Dengan demikian umat Islam akan terpelihara daripada perpisahan dan infiltrasi pihak manapun. Menganjurkan melakukan kemujaraban namun tidaklah cukup tetapi harus dibarengi dengan menyejukkan sifat-adat yang buruk. Siapa-siapa yang cak hendak mengaras kemajuan. maka sira terlebih dulu harus mengetahui persyaratan dan kunci peperangan cak bagi mencapainya, yakni: keberhasilan tidak akan tercapai melainkan dengan keefektifan, dan kebaikan enggak akan terwujud melainkan dengan persatuan.
b. Tenang dan tenteram Umum Masyarakat (al-Ma’ruf).
Kesepakatan tersebut sewajarnya diperintahkan, demikian juga
al-Munkar
semoga dicegah. Baik yang memerintahkan dan yang mencegah itu pemilik kekuasaan maupun bukan. Sebagaimana sabda emir Nabi Saw berikut :
“Siapapun di antara sira melihat kemunkaran maka hendaklah dia mengubahnya (menjadikannya ma’ruf dengan tangan/yuridiksi-Nya, kalau engkau tidak mewah (tidak punya supremsi), maka dengan alat perasa/ucapannya, seandainya (yang ini juga) kamu tidak rani, maka dengan hatinya, dan itulah selemahlemah iman.”

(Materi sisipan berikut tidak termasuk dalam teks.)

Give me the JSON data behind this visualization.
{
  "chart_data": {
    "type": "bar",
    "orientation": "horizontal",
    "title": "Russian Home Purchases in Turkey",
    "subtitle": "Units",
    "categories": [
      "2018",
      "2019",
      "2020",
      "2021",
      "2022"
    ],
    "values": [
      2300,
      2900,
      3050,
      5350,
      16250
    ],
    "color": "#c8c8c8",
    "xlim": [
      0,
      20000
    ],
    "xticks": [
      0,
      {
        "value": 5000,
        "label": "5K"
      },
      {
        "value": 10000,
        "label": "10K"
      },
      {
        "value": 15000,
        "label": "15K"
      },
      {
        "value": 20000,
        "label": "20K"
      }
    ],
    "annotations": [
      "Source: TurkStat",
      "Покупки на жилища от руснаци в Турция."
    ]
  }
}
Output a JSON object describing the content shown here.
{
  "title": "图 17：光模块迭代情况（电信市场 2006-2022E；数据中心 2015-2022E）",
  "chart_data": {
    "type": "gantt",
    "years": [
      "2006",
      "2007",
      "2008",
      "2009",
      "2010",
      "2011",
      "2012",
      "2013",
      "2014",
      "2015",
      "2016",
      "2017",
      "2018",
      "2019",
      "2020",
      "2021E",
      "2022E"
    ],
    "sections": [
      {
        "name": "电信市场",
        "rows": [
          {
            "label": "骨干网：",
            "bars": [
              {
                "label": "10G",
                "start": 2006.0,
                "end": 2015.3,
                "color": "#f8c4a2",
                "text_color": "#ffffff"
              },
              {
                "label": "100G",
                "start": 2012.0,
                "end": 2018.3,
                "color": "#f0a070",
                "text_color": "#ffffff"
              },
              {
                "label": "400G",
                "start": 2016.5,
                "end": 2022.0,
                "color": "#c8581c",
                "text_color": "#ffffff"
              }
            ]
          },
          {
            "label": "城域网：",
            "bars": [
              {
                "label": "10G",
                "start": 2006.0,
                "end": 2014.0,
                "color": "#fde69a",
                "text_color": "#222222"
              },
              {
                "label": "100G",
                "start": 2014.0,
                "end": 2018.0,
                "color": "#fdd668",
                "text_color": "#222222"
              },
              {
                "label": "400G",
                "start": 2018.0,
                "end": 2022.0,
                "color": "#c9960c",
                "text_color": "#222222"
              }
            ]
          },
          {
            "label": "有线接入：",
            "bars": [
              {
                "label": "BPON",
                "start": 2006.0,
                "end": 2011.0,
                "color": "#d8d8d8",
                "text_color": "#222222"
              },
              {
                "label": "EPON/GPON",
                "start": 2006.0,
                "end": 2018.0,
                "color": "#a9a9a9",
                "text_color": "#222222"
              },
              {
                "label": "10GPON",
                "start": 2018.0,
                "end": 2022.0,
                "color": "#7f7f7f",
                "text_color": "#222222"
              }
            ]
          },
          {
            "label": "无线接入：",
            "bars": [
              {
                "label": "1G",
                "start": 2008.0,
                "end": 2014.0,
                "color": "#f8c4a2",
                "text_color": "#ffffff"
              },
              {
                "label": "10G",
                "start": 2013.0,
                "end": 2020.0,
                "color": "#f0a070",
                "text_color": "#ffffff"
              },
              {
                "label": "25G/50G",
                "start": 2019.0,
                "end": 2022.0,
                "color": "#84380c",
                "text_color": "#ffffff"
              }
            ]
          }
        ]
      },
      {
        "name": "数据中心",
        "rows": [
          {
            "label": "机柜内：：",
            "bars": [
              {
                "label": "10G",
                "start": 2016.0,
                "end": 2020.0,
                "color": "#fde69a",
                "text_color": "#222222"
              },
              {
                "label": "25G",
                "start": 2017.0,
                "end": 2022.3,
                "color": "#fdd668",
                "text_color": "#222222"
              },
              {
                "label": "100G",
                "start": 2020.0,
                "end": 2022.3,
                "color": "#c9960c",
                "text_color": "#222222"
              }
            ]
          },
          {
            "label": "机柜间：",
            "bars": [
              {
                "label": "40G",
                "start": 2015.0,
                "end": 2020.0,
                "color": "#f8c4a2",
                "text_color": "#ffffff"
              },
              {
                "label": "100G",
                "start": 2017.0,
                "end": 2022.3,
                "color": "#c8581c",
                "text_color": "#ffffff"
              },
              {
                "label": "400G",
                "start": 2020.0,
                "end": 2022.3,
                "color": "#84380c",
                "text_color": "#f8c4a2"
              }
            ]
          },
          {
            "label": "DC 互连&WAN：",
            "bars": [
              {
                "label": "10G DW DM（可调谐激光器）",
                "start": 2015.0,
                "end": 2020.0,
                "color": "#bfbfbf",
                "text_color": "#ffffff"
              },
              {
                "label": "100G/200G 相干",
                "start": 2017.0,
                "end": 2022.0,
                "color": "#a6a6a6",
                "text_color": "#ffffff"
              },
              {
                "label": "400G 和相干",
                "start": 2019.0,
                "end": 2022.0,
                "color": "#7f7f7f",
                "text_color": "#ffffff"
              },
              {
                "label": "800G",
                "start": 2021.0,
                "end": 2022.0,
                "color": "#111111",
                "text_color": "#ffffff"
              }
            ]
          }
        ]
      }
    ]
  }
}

Demikian sabda Nabi Saw. nan diriwayatkan oleh sejumlah perawi Hadith antara lain Imam Mukmin, At Tirmidzi dan Ibn Majah melangkahi sahabat Nabi Saw., Serbuk Sa’id al-Khudri.
Di jihat lain, karena keduanya adalah kesepakatan satu publik, maka kerukunan itu dapat berbeda antara satu mahajana muslim dengan masyarakat mukmin nan tak, tambahan pula antara satu waktu dan periode lain dalam satu masyarakat tertentu.
Dengan konsep
ma’ruf,
Al-Qur`an membuka bab yang memadai lebar arti menampung perubahan nilai-nilai akibat perkembangan positif masyarakat.
Demikianlah sahabat wacana madani ulasan adapun isi kandungan Al-Qur’an suratAli Imran Ayat 104 tentang amar ma’ruf nahi munkar. Sumber buku Kata tambahan Guna-guna Tafsir Kelas XI MA Kementerian Agama Republik Indonesia, 2015. Kunjungilah demapwww.bacaanmadani.com semoga bermanfaat. Aamiin.